Southeast Asia ranks higher than the international average in the number of women holding senior management or executive positions, a finding that has been linked to the region’s culture of family support around childcare and household chores, and to flexible policies stemming from the prevalence of family-run businesses in the region. While Southeast Asian countries may outperform most others globally in their proportion of high-ranking women employees, in the banks we examined women, are not as well-represented at the top—which the banks tend to explain as a function of women leaving for childcare and family reasons.
Based on the findings above, Women’s World Banking has the following recommendations for institutions, from banks to governments, throughout Southeast Asia to achieve greater gender equity and improve opportunities for women.
Allow flexible working conditions for employees, for instance shorter workdays, flex-time or the opportunity to work from home.
Regulations that support women’s rights and equality are fundamental in promoting institutional policy and practices that enable women to create work and life balance. However, the basic regulations are not enough. Therefore, all institutions visited had implemented internal policies that went beyond what the regulatory bylaws require—adding additional time to maternity leave, or offering flextime, nursing rooms, health insurance for spouses, and even in-house child care for children under the age of 6 years. Women interviewed greatly valued the additional support and claim that this has contributed to a greater sense of loyalty to the institution.
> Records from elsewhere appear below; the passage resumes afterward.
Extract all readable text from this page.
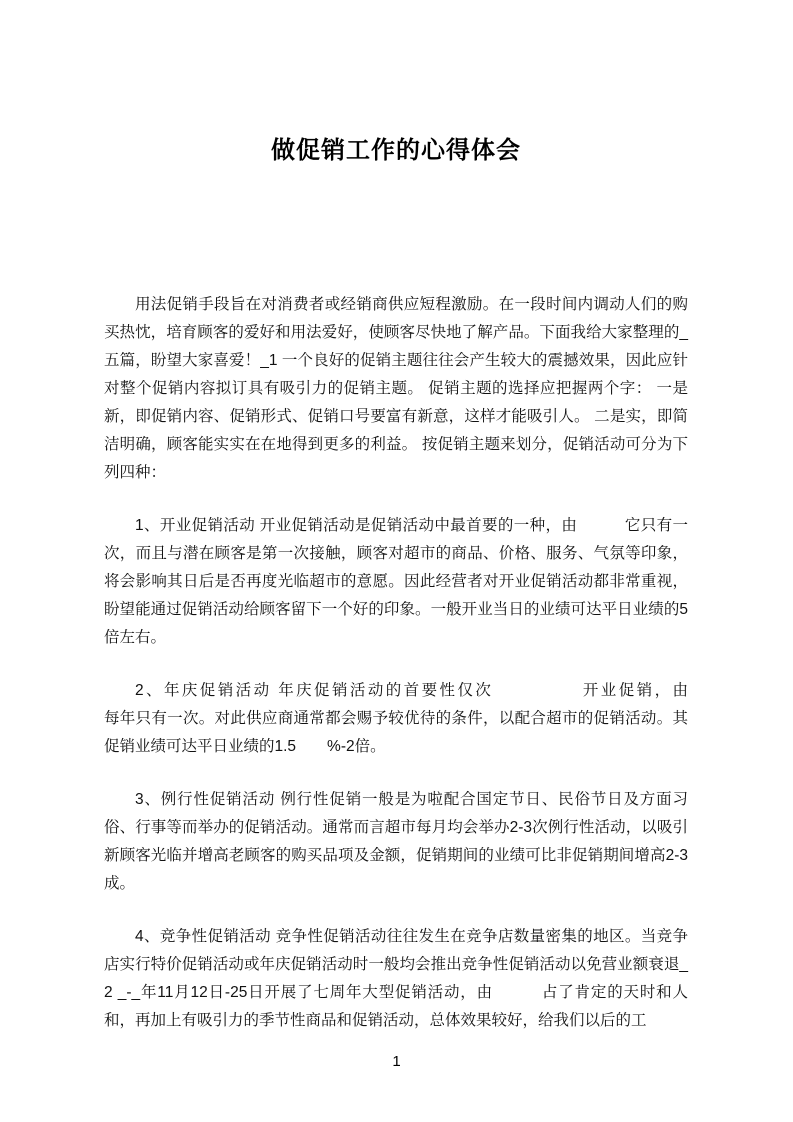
做促销工作的心得体会

用法促销手段旨在对消费者或经销商供应短程激励。在一段时间内调动人们的购买热忱，培育顾客的爱好和用法爱好，使顾客尽快地了解产品。下面我给大家整理的_五篇，盼望大家喜爱！_1 一个良好的促销主题往往会产生较大的震撼效果，因此应针对整个促销内容拟订具有吸引力的促销主题。 促销主题的选择应把握两个字： 一是新，即促销内容、促销形式、促销口号要富有新意，这样才能吸引人。 二是实，即简洁明确，顾客能实实在在地得到更多的利益。 按促销主题来划分，促销活动可分为下列四种：

1、开业促销活动 开业促销活动是促销活动中最首要的一种，由　　　它只有一次，而且与潜在顾客是第一次接触，顾客对超市的商品、价格、服务、气氛等印象，将会影响其日后是否再度光临超市的意愿。因此经营者对开业促销活动都非常重视，盼望能通过促销活动给顾客留下一个好的印象。一般开业当日的业绩可达平日业绩的5 倍左右。

2、年庆促销活动 年庆促销活动的首要性仅次　　　　　开业促销，由　　　　每年只有一次。对此供应商通常都会赐予较优待的条件，以配合超市的促销活动。其促销业绩可达平日业绩的1.5　　%-2倍。

3、例行性促销活动 例行性促销一般是为啦配合国定节日、民俗节日及方面习俗、行事等而举办的促销活动。通常而言超市每月均会举办2-3次例行性活动，以吸引新顾客光临并增高老顾客的购买品项及金额，促销期间的业绩可比非促销期间增高2-3成。

4、竞争性促销活动 竞争性促销活动往往发生在竞争店数量密集的地区。当竞争店实行特价促销活动或年庆促销活动时一般均会推出竞争性促销活动以免营业额衰退_2 _-_年11月12日-25日开展了七周年大型促销活动，由　　　占了肯定的天时和人和，再加上有吸引力的季节性商品和促销活动，总体效果较好，给我们以后的工

1
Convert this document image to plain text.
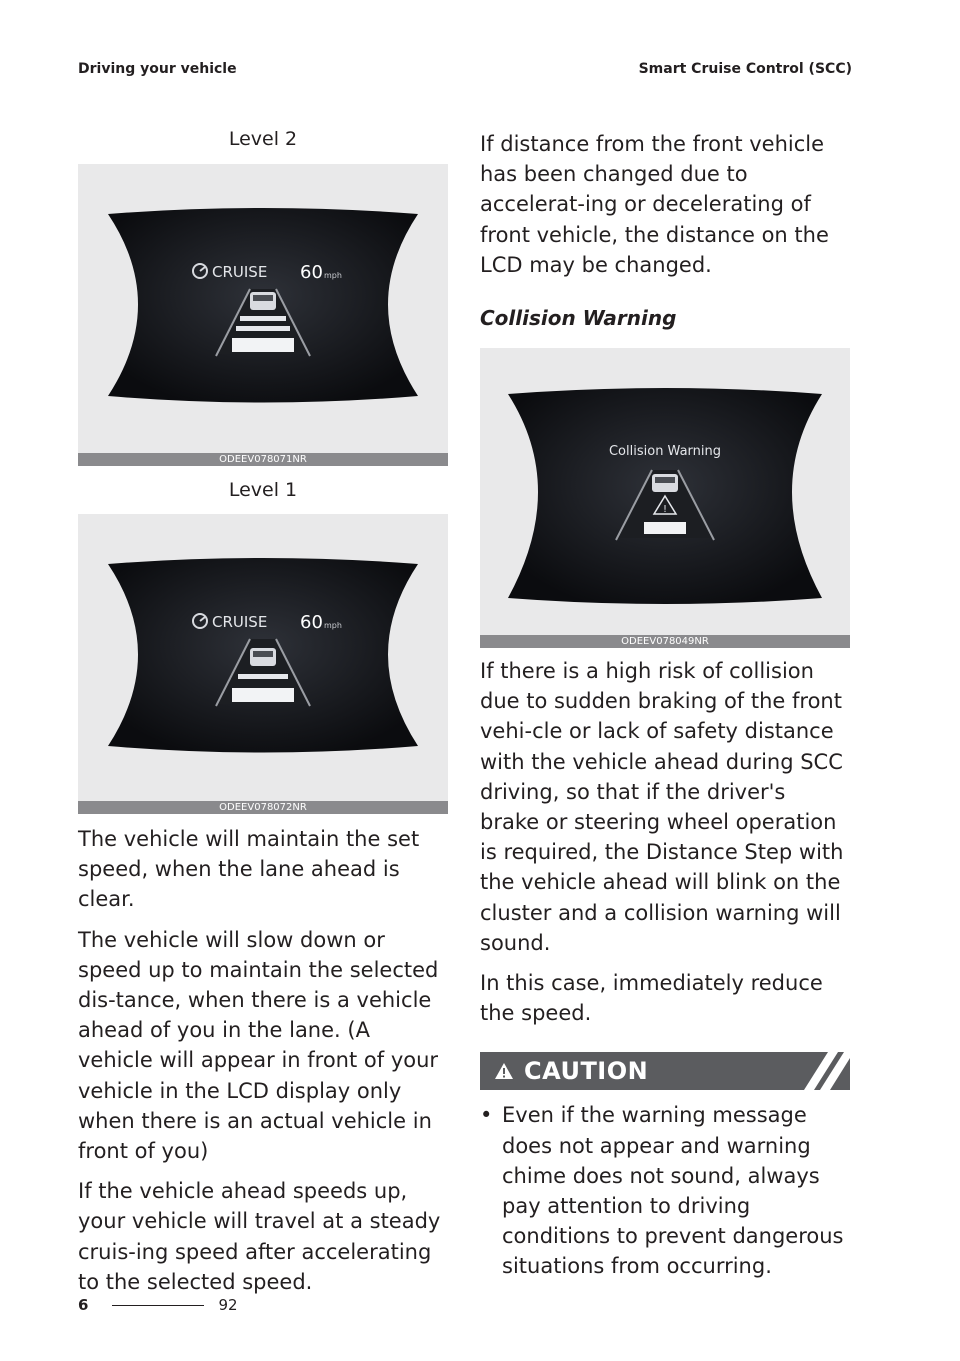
Driving your vehicle	Smart Cruise Control (SCC)

Level 2

CRUISE 60 mph
ODEEV078071NR

Level 1

CRUISE 60 mph
ODEEV078072NR

The vehicle will maintain the set speed, when the lane ahead is clear.

The vehicle will slow down or speed up to maintain the selected dis-tance, when there is a vehicle ahead of you in the lane. (A vehicle will appear in front of your vehicle in the LCD display only when there is an actual vehicle in front of you)

If the vehicle ahead speeds up, your vehicle will travel at a steady cruis-ing speed after accelerating to the selected speed.

If distance from the front vehicle has been changed due to accelerat-ing or decelerating of front vehicle, the distance on the LCD may be changed.

Collision Warning

Collision Warning
!
ODEEV078049NR

If there is a high risk of collision due to sudden braking of the front vehi-cle or lack of safety distance with the vehicle ahead during SCC driving, so that if the driver's brake or steering wheel operation is required, the Distance Step with the vehicle ahead will blink on the cluster and a collision warning will sound.

In this case, immediately reduce the speed.

CAUTION
• Even if the warning message does not appear and warning chime does not sound, always pay attention to driving conditions to prevent dangerous situations from occurring.
6	92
Articulate specific institutional goals and targets for achieving gender equality and a diverse workforce
Multinational banks with clear diversity and inclusion mandates find success when their policies are viewed as part of their DNA. We engaged a number of leaders at one of the multinational banks and found that the message of supporting diversity and inclusion was articulated in a way that trickled down to the regional level. At this bank, it was clear that the strategic goals of the bank were aligned from headquarters to the regional level—even though specific targets were not required.
Other key recommendations:
- Ensure that an institution’s leadership remains committed to gender diversity
- Set gender equality policies at the national level, to improve women’s involvement in the labor force as well as promote conditions that allow women to participate and succeed
- Collect and share institutional data that measures gender diversity and equality, to help improve awareness and track progress toward goals
For a more in-depth look at our research, download the report, “Women’s Workforce Participation and Advancement in Southeast Asia. Women’s World Banking continues to work with its network and partners to better understand the challenges and barriers that keep women from reaching parity in the workforce, a parity that is necessary if these institutions are to serve women—of all income levels—well.